少女はそう心の中で一人呟き、目前の魔術師に対峙する。 

邪法の魔術師、アンドリュー。 この迷宮を作り上げ、街一つを消し去った大魔術師。


多くのものが集い、この迷宮を踏破しようと挑み続けること十年間。

千を越える冒険者が集い、万を越える死と消失がこの迷宮には築き上げられていた。

王は狂い、国は一度傾き、そして世界からは絶えることなく冒険者が己の力と莫大なる報酬を目的にこの地に集い、散っていった。

誰一人として到達しなかったこの場所に少女は今立ち、そして最後の戦いを開始しようとしていた。

 

 

「愚かなる人間よ、仲間はもう死した……おぬしもこの迷宮に消えるが良い!」


攻撃を仕掛けたと同時に放たれた核撃魔法 メルトウエイブ……その一撃は迷宮内を炎で埋め尽くし、少女と共に戦ったパーティーは彼女を残し消失をした。


「消えるのは貴様のほうだ、邪法に落ちし者よ……」

 

しかし少女は動揺する様子一つ見せず宝剣を握り締め、煙を上げる盾を放り、構えを取る。

 

はたから見れば、少女の現状は最悪のものだ。


敵は強大であり、仲間はいない。メルトウエイブを防いだことにより守りの要であった宝盾を失い、体力も半分にまで減らされた。 


僧侶であった味方の回復魔法も、魔法使いの魔法の援助も、戦士の迫撃も盗賊の不意打ちももはや消失ロストしている、通常ならば絶望に打ちひしがれ、敵の強大さに恐怖をしながら、あの一瞬で死ねなかったことを後悔しながら死していただろう。


だが少女にはそんな感情は欠片もない、逃走も屈服も絶望も焦燥さえもない。


聖騎士である少女から、『希望』を奪うことは不可能なのだ。


「我が名は 聖騎士 サリア。 貴様の闇を打ち払うものだ!」


サリアと名乗った少女が攻撃を仕掛ける。


距離は20メートル、鍛えぬかれ洗練された少女の疾走であれば二足で相手の喉首を狙うことが出来る距離。

 

そのために少女はその第一足を踏み出すと。


 「メルトウエイブ!!」


それを戦いの合図とばかりに魔術師の怒号が響き、同時に先と同じ核撃魔法が発動される。 
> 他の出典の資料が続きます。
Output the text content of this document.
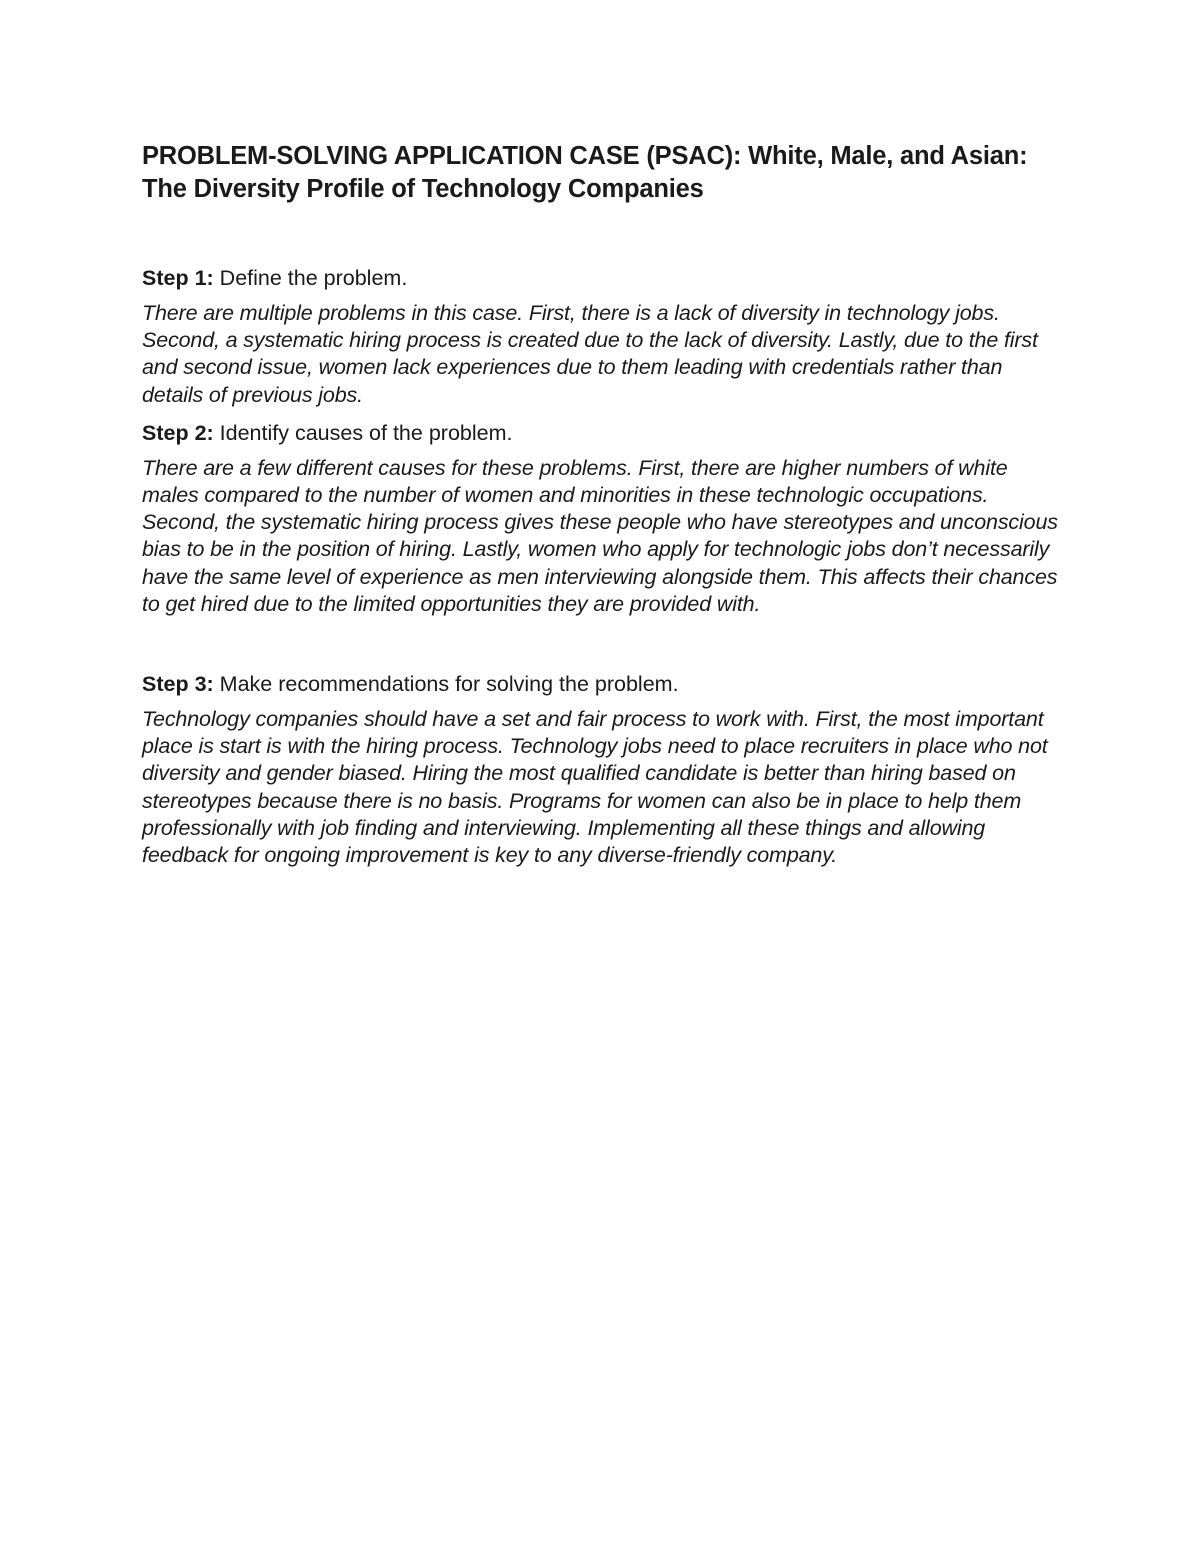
PROBLEM-SOLVING APPLICATION CASE (PSAC): White, Male, and Asian: The Diversity Profile of Technology Companies

Step 1: Define the problem.

There are multiple problems in this case. First, there is a lack of diversity in technology jobs. Second, a systematic hiring process is created due to the lack of diversity. Lastly, due to the first and second issue, women lack experiences due to them leading with credentials rather than details of previous jobs.

Step 2: Identify causes of the problem.

There are a few different causes for these problems. First, there are higher numbers of white males compared to the number of women and minorities in these technologic occupations. Second, the systematic hiring process gives these people who have stereotypes and unconscious bias to be in the position of hiring. Lastly, women who apply for technologic jobs don’t necessarily have the same level of experience as men interviewing alongside them. This affects their chances to get hired due to the limited opportunities they are provided with.

Step 3: Make recommendations for solving the problem.

Technology companies should have a set and fair process to work with. First, the most important place is start is with the hiring process. Technology jobs need to place recruiters in place who not diversity and gender biased. Hiring the most qualified candidate is better than hiring based on stereotypes because there is no basis. Programs for women can also be in place to help them professionally with job finding and interviewing. Implementing all these things and allowing feedback for ongoing improvement is key to any diverse-friendly company.
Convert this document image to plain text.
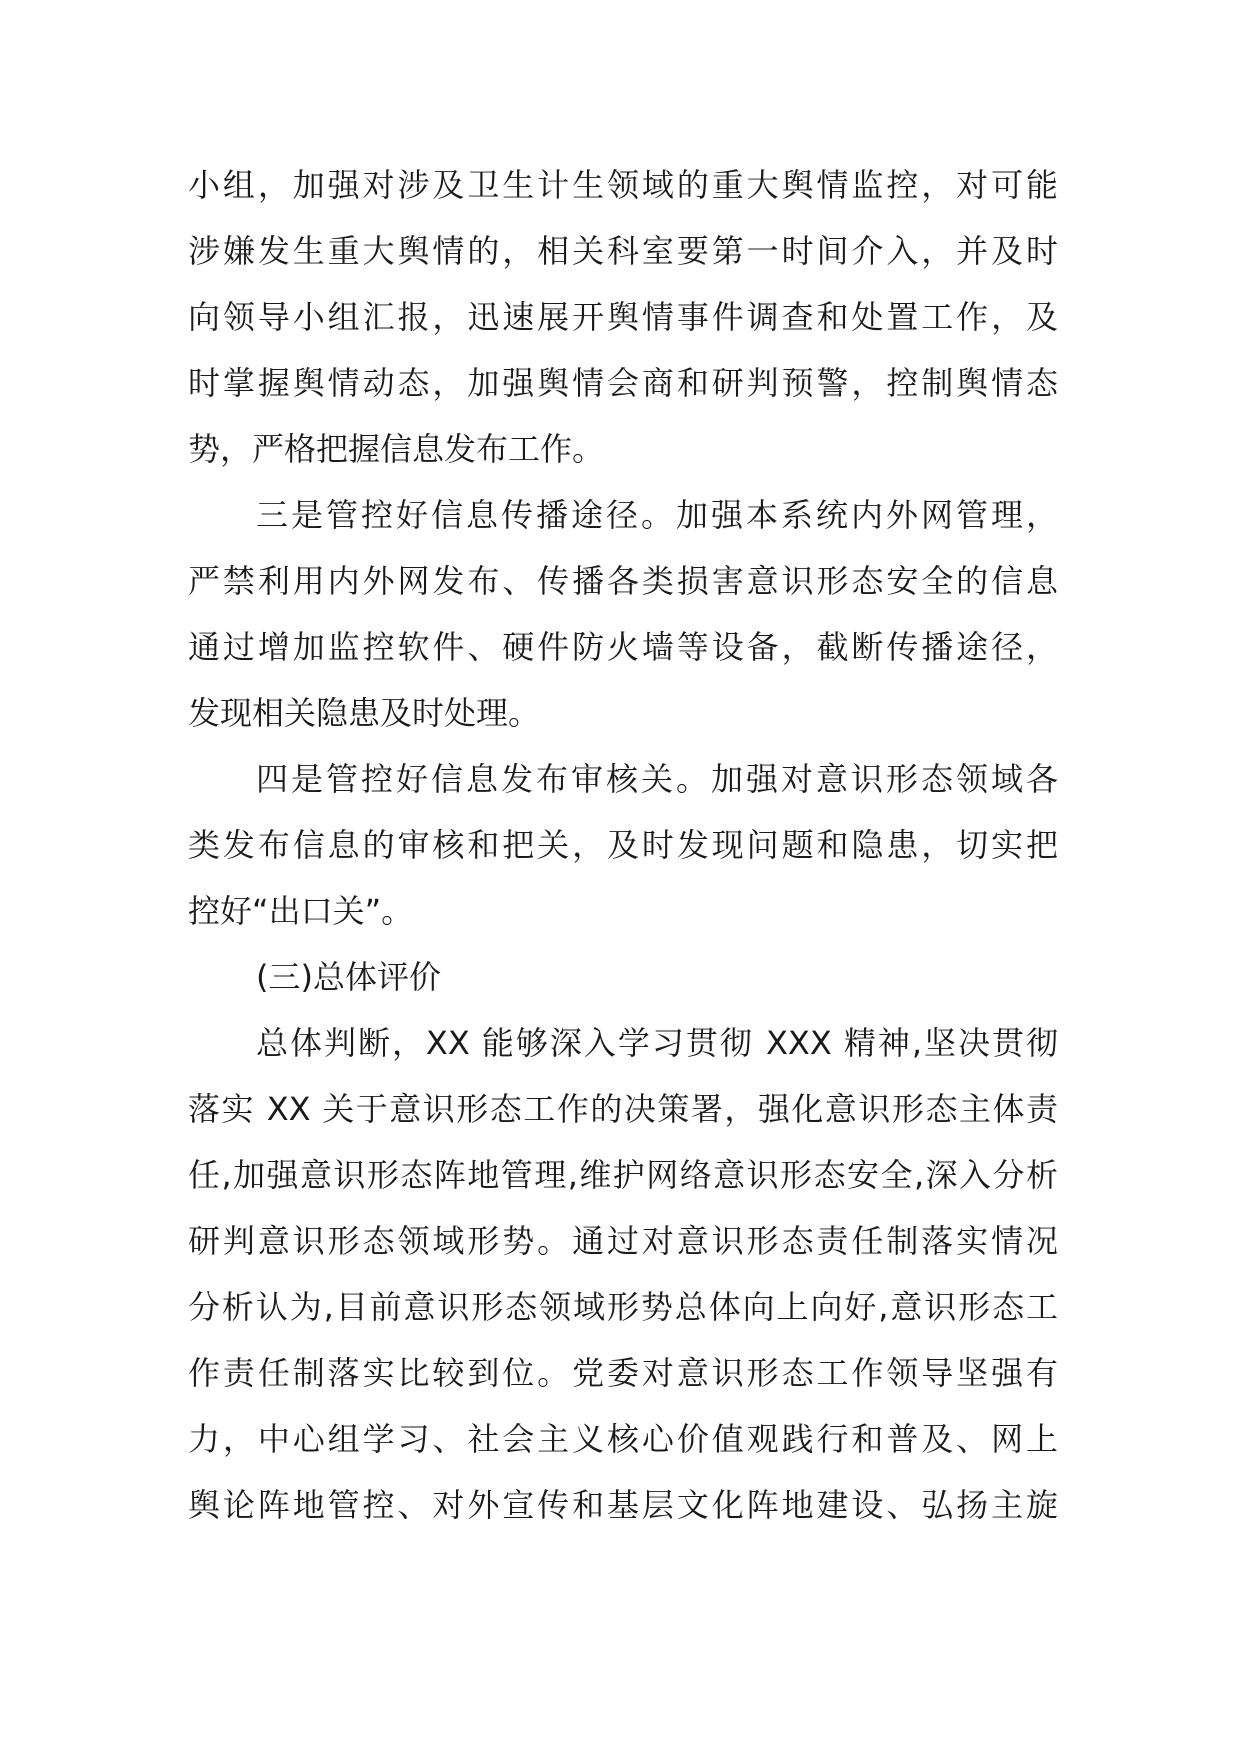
小组，加强对涉及卫生计生领域的重大舆情监控，对可能
涉嫌发生重大舆情的，相关科室要第一时间介入，并及时
向领导小组汇报，迅速展开舆情事件调查和处置工作，及
时掌握舆情动态，加强舆情会商和研判预警，控制舆情态
势，严格把握信息发布工作。
三是管控好信息传播途径。加强本系统内外网管理，
严禁利用内外网发布、传播各类损害意识形态安全的信息
通过增加监控软件、硬件防火墙等设备，截断传播途径，
发现相关隐患及时处理。
四是管控好信息发布审核关。加强对意识形态领域各
类发布信息的审核和把关，及时发现问题和隐患，切实把
控好“出口关”。
(三)总体评价
总体判断，XX 能够深入学习贯彻 XXX 精神,坚决贯彻
落实 XX 关于意识形态工作的决策署，强化意识形态主体责
任,加强意识形态阵地管理,维护网络意识形态安全,深入分析
研判意识形态领域形势。通过对意识形态责任制落实情况
分析认为,目前意识形态领域形势总体向上向好,意识形态工
作责任制落实比较到位。党委对意识形态工作领导坚强有
力，中心组学习、社会主义核心价值观践行和普及、网上
舆论阵地管控、对外宣传和基层文化阵地建设、弘扬主旋
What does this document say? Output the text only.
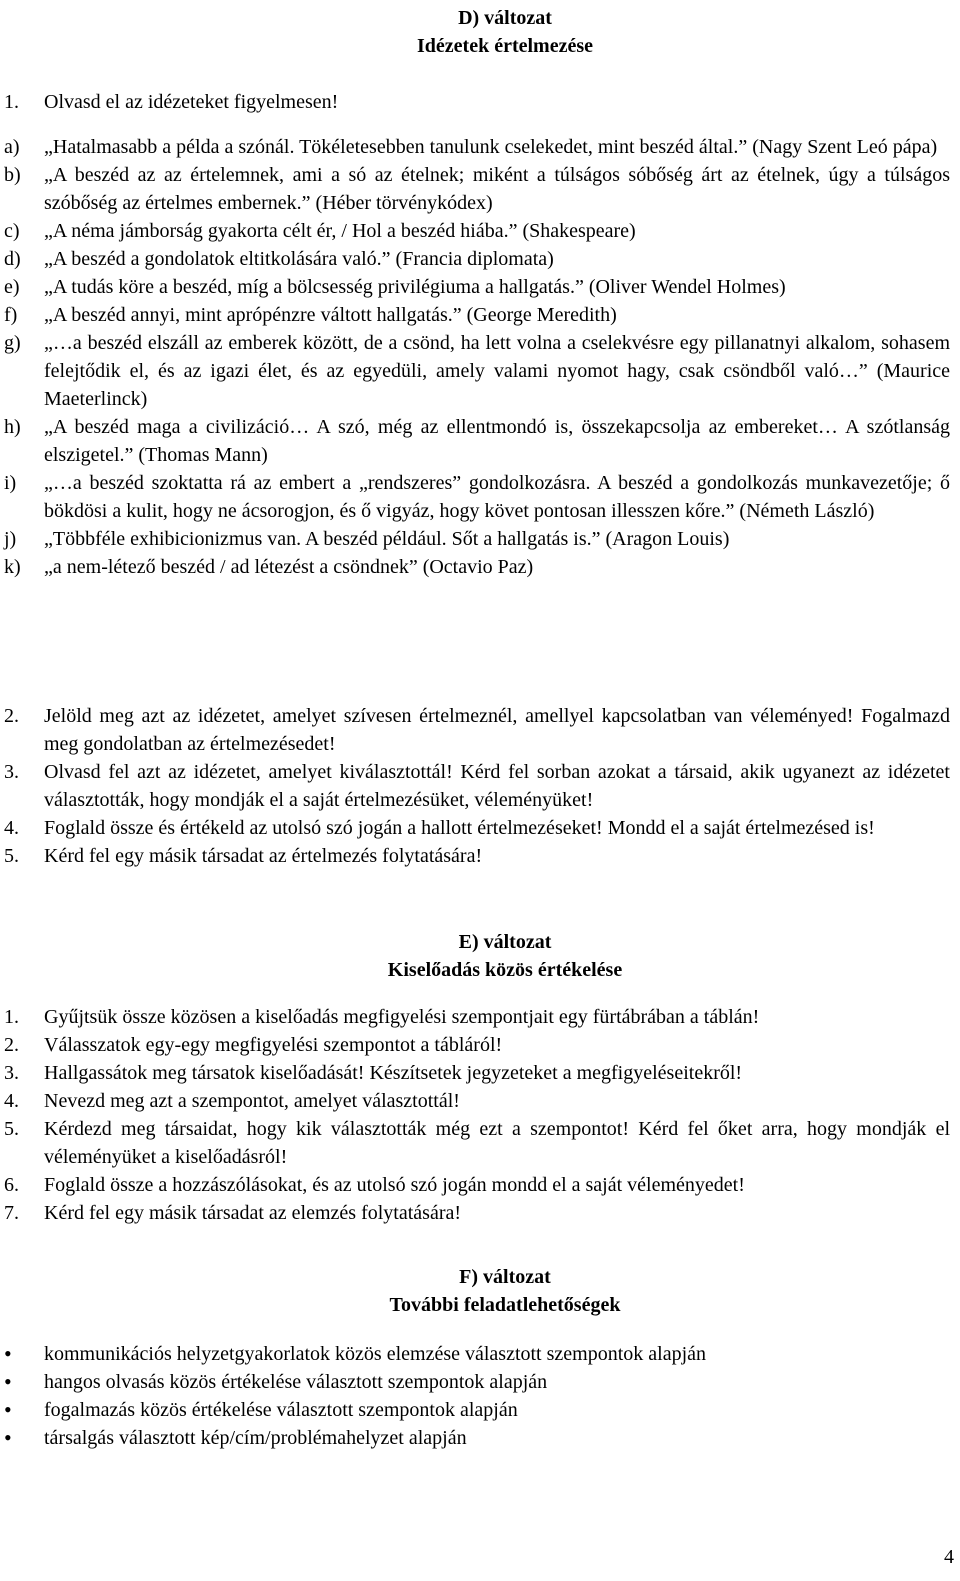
D) változat
Idézetek értelmezése
1.	Olvasd el az idézeteket figyelmesen!
a)	„Hatalmasabb a példa a szónál. Tökéletesebben tanulunk cselekedet, mint beszéd által.” (Nagy Szent Leó pápa)
b)	„A beszéd az az értelemnek, ami a só az ételnek; miként a túlságos sóbőség árt az ételnek, úgy a túlságos szóbőség az értelmes embernek.” (Héber törvénykódex)
c)	„A néma jámborság gyakorta célt ér, / Hol a beszéd hiába.” (Shakespeare)
d)	„A beszéd a gondolatok eltitkolására való.” (Francia diplomata)
e)	„A tudás köre a beszéd, míg a bölcsesség privilégiuma a hallgatás.” (Oliver Wendel Holmes)
f)	„A beszéd annyi, mint aprópénzre váltott hallgatás.” (George Meredith)
g)	„…a beszéd elszáll az emberek között, de a csönd, ha lett volna a cselekvésre egy pillanatnyi alkalom, sohasem felejtődik el, és az igazi élet, és az egyedüli, amely valami nyomot hagy, csak csöndből való…” (Maurice Maeterlinck)
h)	„A beszéd maga a civilizáció… A szó, még az ellentmondó is, összekapcsolja az embereket… A szótlanság elszigetel.” (Thomas Mann)
i)	„…a beszéd szoktatta rá az embert a „rendszeres” gondolkozásra. A beszéd a gondolkozás munkavezetője; ő bökdösi a kulit, hogy ne ácsorogjon, és ő vigyáz, hogy követ pontosan illesszen kőre.” (Németh László)
j)	„Többféle exhibicionizmus van. A beszéd például. Sőt a hallgatás is.” (Aragon Louis)
k)	„a nem-létező beszéd / ad létezést a csöndnek” (Octavio Paz)
2.	Jelöld meg azt az idézetet, amelyet szívesen értelmeznél, amellyel kapcsolatban van véleményed! Fogalmazd meg gondolatban az értelmezésedet!
3.	Olvasd fel azt az idézetet, amelyet kiválasztottál! Kérd fel sorban azokat a társaid, akik ugyanezt az idézetet választották, hogy mondják el a saját értelmezésüket, véleményüket!
4.	Foglald össze és értékeld az utolsó szó jogán a hallott értelmezéseket! Mondd el a saját értelmezésed is!
5.	Kérd fel egy másik társadat az értelmezés folytatására!
E) változat
Kiselőadás közös értékelése
1.	Gyűjtsük össze közösen a kiselőadás megfigyelési szempontjait egy fürtábrában a táblán!
2.	Válasszatok egy-egy megfigyelési szempontot a tábláról!
3.	Hallgassátok meg társatok kiselőadását! Készítsetek jegyzeteket a megfigyeléseitekről!
4.	Nevezd meg azt a szempontot, amelyet választottál!
5.	Kérdezd meg társaidat, hogy kik választották még ezt a szempontot! Kérd fel őket arra, hogy mondják el véleményüket a kiselőadásról!
6.	Foglald össze a hozzászólásokat, és az utolsó szó jogán mondd el a saját véleményedet!
7.	Kérd fel egy másik társadat az elemzés folytatására!
F) változat
További feladatlehetőségek
•	kommunikációs helyzetgyakorlatok közös elemzése választott szempontok alapján
•	hangos olvasás közös értékelése választott szempontok alapján
•	fogalmazás közös értékelése választott szempontok alapján
•	társalgás választott kép/cím/problémahelyzet alapján
4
(これだけの絶大な魔法を、詠唱を破棄してノーモーションで放つことが出来るとは……世のためにその力を振るえばどれだけの人の助けになれたか……)

 

少女は胸中でその魔術師に賞賛を送り、同時に邪悪に染まった心を嘆く。


惚れ惚れするような魔力の奔流と、一切無駄の存在しない魔法の行使。


この世で最も ―当然唯一人の― 偉大な魔法使いであることは疑いようもない。


放たれる魔法は強大であり、その身に受ければ消失は免れない。 しかし迷宮は閉じた世界であり、迷宮を覆い尽くすように放たれる核撃を回避する場所はない。


ゆえに、少女はあえて前へと踏み込んだ。

 

「ガーディアンソウル!!」


「っ!?」

 

核撃の炎と、その身が触れ合う瞬間、サリアは最高位の魔法防御を展開する。


この世に現存する魔法の中で最高の魔法耐性を誇る防護壁で全体を覆えばいかに核撃であろうと、数秒は耐えられる。


 そして。


「はあああ!」

 

それだけの時間がかけられれば、魔術師へと踏み込むための一足を得るのは容易である。


閃く黄金の輝きが、魔術師への喉首へと走る。


「こしゃくな!」


通常、魔術師は戦闘は不得手というのが定説である。


同時に大魔法を放った直後ともなれば、一分以内に回避行動を取れれば天才と呼ばれる存在となれるだろう。


だが、やはりこの魔術師は例外であった。


メルトウエイブを放ちながら、少女がその核撃を防いだと判断をすると、杖を引き抜き受け止めたのだ。


「ぐっ!?」


アークデーモン、ファイアドラゴン、ブラックタイタンを一撃で屠る迷宮最高の刃を、この魔術師は杖の一本で防ぎきる。


「はあああああぁ!」


だが、刃を防ぎきる身体能力を持っていたとしても魔術師の杖が聖騎士の神器の刃を防ぎきることは出来ず、袈裟に振り下ろした刃を受けて杖はたわみ、神秘を宿した宝珠にはヒビがはいる。


(このまま押し込めば)


そう少女の脳裏に勝利のイメージがよぎった瞬間。


「ぬかったな小娘が!」

 

簡単に倒されてくれるほど、この老人はおしとやかでもないらしく。

刃を防ぎながら、今度は刃の召喚を行う。


 「ソードワールド」


無数の魔法の武器を生み出し、操り敵を穿つ魔術師のみに与えられた攻撃魔法。


核撃魔法に比べれば見劣りするその魔法であるが、魔術師が持つ唯一の物理攻撃でもあり、操ることの出来る刃の数と、剣の強度等は、その持ち主の魔力に依存する。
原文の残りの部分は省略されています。